Alla luce di quanto detto, è stato deciso di operare la modellazione dei processi aziendali

con la tecnica IDEF0.

L’apporto di questa metodologia, ha consentito di rappresentare schematicamente i

processi e le attività aziendali connesse ad essi, che hanno contribuito ad una più completa

formulazione del modello AHP proposto poi nella fase di “TO-BE”, con il fine ultimo di

pervenire verso un più elevato standard qualitativo e vantaggio competitivo.

La metodologia AHP in questo senso, ha permesso di valutare in base a quattro criteri

proposti, riguardanti l’area di efficacia, di efficienza e il livello di innovazione, le migliori

alternative volte a raggiungere l’obiettivo impostosi.

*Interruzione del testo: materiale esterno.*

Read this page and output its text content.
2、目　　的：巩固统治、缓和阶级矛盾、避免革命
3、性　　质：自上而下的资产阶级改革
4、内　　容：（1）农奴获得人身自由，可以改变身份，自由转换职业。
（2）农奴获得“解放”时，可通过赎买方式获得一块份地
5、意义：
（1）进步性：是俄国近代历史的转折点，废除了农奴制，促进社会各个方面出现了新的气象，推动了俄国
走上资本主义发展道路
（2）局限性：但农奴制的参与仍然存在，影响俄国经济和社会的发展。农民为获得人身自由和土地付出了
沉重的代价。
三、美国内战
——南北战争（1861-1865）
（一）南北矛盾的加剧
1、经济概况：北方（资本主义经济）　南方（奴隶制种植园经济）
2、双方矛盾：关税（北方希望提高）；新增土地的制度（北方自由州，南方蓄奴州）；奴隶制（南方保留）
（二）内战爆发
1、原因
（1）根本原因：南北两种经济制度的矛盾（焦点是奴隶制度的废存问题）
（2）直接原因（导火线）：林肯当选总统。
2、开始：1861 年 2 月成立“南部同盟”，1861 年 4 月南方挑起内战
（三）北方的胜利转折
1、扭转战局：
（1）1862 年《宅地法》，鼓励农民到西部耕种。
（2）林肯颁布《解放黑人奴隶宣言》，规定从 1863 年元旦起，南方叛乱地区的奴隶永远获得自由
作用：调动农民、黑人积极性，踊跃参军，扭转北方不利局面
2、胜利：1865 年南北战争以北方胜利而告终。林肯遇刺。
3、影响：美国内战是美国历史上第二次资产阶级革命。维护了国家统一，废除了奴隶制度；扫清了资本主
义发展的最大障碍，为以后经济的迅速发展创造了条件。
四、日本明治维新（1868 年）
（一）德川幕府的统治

Tra le cinque alternative proposte, l’utilizzo del software Expert Choice, ha mostrato come

il Rafforzamento della Partnership è risultata essere l’alternativa “migliore” sulla base di

tre dei criteri proposti.

Ricordando che, ciò che contraddistingue il rapporto di partnership, è una discussione tra i

contraenti non più finalizzata solamente sugli aspetti di prezzo, qualità e tempo, ma sulla

progettazione (o riprogettazione) di prodotti/servizi, per poter rispondere prontamente alle

variabili dinamiche del mercato.

Ci si augura quindi che il risultato conseguito da questo lavoro, possa apportare evidenti

benefici all’azienda, sia in termini di gestione ed erogazione dei servizi oggetto di gara, sia

per la creazione di sinergie gestionali in grado di permettere l’integrazione delle

potenzialità delle società raggruppate, in quanto la domanda dei servizi forniti e garantiti

dall’ATI è in continua crescita ed evoluzione. Pertanto, si può concludere con il dire che

l’aumento del rafforzamento della partnership, permetterà all’azienda di allargare i propri

orizzonti, e conseguentemente ottenere maggiori ritorni economici.